I said I would do it and so I shall. Here are the facts taken from one random set of pages in that wonder of the catechetical world, A Catholic’s Ripley’s Believe It or Not! I’ve copied them as they appear, although they’re not numbered in the book. In case it needs clarification, I have no idea whether these are true; I did not write them, and I take no responsibility for their content or sentiment, blah blah blah.
- Nineteen members of baseball’s Hall of Fame are Catholics.
- On May 25, 1961, the Holy See donated $460,000 to the Program for Refugees, a committee of the United Nations. This amount was the highest contributed by any of the 76 participating nations and territories.
- The wearing of red hats by Cardinals was an official decree of the Council of Lyons held in 1245.
- The smallest of our states, Rhode Island, has the highest Catholic population percentage: 60.7%.

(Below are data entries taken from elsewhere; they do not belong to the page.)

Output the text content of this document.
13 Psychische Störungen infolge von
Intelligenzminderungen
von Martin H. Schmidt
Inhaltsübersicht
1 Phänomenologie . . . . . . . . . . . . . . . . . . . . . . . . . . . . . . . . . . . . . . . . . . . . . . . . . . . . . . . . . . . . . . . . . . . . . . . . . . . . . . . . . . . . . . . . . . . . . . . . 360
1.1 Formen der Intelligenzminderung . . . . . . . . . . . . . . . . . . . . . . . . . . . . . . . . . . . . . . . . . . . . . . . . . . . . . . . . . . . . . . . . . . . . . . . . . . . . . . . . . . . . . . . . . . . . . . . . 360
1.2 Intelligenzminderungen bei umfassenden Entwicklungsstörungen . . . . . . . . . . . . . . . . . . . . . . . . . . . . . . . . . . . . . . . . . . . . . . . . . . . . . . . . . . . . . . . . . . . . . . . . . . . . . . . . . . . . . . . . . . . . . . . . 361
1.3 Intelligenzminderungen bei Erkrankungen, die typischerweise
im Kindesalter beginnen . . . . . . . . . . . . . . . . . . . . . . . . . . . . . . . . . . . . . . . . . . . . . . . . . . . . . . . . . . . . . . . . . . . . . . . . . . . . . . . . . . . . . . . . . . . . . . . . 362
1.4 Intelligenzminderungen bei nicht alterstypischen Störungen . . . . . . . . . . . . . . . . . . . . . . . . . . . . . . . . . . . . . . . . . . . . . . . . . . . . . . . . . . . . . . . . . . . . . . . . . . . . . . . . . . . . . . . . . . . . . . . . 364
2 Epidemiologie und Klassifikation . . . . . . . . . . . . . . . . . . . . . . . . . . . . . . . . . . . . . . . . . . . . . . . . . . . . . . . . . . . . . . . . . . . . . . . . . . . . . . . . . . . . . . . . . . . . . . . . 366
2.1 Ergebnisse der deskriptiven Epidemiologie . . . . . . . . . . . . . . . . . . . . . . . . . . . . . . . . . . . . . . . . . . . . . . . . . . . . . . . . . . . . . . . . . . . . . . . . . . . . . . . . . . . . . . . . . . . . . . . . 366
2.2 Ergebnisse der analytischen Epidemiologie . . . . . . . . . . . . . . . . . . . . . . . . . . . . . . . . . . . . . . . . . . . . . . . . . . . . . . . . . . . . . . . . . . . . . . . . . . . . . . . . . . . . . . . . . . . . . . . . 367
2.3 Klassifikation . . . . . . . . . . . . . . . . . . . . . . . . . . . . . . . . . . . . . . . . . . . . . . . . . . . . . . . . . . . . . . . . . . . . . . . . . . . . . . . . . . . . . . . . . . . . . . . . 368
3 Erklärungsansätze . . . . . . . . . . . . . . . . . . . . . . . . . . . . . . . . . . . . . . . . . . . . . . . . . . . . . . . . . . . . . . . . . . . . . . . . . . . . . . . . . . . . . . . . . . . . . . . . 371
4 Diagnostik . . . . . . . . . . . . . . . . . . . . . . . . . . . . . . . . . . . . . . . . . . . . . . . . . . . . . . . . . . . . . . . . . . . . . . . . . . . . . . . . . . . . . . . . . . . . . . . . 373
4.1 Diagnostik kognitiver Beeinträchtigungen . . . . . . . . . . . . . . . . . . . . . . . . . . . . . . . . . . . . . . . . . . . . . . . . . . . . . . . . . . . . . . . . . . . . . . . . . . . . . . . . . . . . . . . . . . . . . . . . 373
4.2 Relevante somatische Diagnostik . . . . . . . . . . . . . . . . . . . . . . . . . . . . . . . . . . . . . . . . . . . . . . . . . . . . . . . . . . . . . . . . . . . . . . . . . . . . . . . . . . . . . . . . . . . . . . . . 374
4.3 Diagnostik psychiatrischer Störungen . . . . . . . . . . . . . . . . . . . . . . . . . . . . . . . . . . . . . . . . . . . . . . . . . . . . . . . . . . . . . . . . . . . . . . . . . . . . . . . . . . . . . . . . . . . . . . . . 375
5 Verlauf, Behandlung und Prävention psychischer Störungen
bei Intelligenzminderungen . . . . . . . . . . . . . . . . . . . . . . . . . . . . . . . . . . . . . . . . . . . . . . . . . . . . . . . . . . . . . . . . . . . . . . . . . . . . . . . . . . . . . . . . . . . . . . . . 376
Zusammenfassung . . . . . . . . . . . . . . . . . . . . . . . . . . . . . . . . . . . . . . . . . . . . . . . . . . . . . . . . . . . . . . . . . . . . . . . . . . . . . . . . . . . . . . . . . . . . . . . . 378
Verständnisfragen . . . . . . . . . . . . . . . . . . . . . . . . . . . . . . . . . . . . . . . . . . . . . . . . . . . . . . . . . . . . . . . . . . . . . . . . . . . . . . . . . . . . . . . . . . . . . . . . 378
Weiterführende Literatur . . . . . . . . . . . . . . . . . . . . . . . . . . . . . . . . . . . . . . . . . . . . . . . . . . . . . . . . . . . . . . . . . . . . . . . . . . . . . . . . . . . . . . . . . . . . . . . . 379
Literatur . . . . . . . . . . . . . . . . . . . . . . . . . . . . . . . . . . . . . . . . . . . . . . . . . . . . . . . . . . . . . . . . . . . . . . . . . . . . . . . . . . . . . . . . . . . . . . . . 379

- Only with special permission are clerics allowed to give bail for anyone.
- Christian belief is that after Christ’s Resurrection He appeared first to His Blessed Mother.
- Greek was the official tongue for Christians for the first two or three years after the Apostles.
- Jean Fabre, the Homer of the Insect World, was a Catholic.
- In the early days of the Church, the term synagogue referred to a Christian Church.
- St John is represented in religious art as a lion, the beast of the desert, because he opens his narrative with “the voice of one crying in the wilderness.”
Well, there you go. Now run off and bug your parents with your new-found knowledge.
Only two comments from me. First, number nine seems a bit backward. Second, Jean-Henri Fabre appears to have been a 19th century author of books about insects. He is quoted at Wiki as having said:
“Others again have reproached me with my style, which has not the solemnity, nay, better, the dryness of the schools. They fear lest a page that is read without fatigue should not always be the expression of the truth. Were I to take their word for it, we are profound only on condition of being obscure.”
In conclusion, I want the words “the Homer of the Insect World” on my tombstone.